Musings on the Torments of a New England Spring
I’m all for seasonal eating. I practice it as best I can. However, life seems cruel when the March and April food magazines arriving in the mail and food websites I’m browsing this week all feature recipes for spring produce like peas, asparagus, rhubarb, and strawberries.
We planted peas last weekend, but the harvest time is 65 days. That means I can’t expect to enjoy the first fresh garden peapod until the end of May. While in the garden, I checked out the asparagus bed, but found no sign of green. I also checked the rhubarb, which is just starting to poke up some eyes. And strawberries? Ha! We’re taking June here in Massachusetts, extending into July up in Maine.
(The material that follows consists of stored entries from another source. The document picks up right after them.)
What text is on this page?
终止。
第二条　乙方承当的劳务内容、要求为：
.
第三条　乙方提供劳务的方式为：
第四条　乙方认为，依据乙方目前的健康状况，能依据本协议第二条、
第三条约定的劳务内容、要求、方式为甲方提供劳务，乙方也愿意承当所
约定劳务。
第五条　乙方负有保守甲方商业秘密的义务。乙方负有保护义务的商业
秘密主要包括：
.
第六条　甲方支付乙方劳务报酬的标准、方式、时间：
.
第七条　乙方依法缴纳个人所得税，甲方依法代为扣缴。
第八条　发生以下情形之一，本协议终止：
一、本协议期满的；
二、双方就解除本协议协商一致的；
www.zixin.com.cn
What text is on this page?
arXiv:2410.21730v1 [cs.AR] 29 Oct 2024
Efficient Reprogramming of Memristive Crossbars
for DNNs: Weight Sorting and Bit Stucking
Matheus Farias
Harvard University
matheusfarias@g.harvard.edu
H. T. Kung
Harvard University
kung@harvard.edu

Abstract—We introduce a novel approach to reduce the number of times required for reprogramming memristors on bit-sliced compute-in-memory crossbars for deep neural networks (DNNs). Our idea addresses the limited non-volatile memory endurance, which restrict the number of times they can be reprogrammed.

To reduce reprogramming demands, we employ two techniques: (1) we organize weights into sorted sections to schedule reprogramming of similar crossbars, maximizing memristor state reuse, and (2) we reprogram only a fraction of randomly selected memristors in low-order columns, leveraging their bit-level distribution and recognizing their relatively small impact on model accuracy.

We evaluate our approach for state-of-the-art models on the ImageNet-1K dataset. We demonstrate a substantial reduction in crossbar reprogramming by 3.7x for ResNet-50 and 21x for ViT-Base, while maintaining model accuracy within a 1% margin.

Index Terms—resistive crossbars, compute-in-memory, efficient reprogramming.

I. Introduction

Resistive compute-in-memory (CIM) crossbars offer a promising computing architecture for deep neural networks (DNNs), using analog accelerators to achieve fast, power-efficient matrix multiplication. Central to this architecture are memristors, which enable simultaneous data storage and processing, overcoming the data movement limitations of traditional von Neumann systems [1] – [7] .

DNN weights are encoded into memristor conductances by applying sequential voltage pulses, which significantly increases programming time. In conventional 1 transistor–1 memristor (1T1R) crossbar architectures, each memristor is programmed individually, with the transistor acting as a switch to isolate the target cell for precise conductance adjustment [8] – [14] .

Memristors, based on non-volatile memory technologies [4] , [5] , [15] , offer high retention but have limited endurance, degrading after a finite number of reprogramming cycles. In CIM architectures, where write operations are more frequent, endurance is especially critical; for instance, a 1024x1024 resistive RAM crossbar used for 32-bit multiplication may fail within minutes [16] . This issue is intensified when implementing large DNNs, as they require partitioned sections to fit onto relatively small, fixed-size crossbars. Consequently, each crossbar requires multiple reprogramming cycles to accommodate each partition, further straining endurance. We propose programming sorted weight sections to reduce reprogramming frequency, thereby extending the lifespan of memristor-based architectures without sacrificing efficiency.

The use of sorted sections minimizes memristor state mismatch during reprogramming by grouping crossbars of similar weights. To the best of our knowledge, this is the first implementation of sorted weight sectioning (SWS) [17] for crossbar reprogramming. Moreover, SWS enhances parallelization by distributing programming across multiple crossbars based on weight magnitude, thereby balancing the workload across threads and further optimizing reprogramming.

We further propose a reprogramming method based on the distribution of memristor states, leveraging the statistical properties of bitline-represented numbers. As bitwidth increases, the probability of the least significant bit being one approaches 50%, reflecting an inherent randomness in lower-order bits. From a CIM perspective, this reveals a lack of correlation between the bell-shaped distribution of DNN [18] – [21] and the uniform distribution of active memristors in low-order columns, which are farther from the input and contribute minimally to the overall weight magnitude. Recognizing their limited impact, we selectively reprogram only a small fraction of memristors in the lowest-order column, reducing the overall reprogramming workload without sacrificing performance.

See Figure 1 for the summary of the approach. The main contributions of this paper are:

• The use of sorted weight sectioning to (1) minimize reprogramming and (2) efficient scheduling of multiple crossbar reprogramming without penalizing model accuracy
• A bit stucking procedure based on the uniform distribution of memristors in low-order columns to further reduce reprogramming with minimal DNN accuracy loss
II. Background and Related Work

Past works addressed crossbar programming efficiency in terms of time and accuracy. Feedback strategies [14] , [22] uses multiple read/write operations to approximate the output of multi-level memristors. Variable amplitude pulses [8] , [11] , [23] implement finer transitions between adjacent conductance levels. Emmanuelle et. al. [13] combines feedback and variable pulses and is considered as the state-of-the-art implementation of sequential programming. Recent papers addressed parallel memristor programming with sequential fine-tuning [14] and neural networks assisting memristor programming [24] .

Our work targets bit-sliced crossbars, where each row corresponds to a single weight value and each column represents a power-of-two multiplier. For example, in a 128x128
First up will probably be the mesclun mix we planted. It might be ready in a month. The head lettuce packet says 45 days, so that’s early May. I know that no other “spring” fruits or vegetables, at least ones grown here, will be available locally for a while, but I sure can’t wait!
On a positive note, the flower beds are full of activity. I can see leaves popping up from many of my bulbs, but, so far, blooms only on the snowdrops (for a while now) and crocus. Hyacinth, daffodil, and muscari have yet to show their colors. The perennials are arriving quickly. I see the first leaves of so many plants coming out to say hello to spring. There are day lilies, poppies, sedum, bleeding hearts, columbine, iris, valarian, Pasque flower, a few millimeters more each day.
Also, last night when I was walking Bella, I heard the peepers for the first time this year. That is also an encouraging sign.
I’ll end on a humorous note: it was snowing this morning! But it was gone in the afternoon.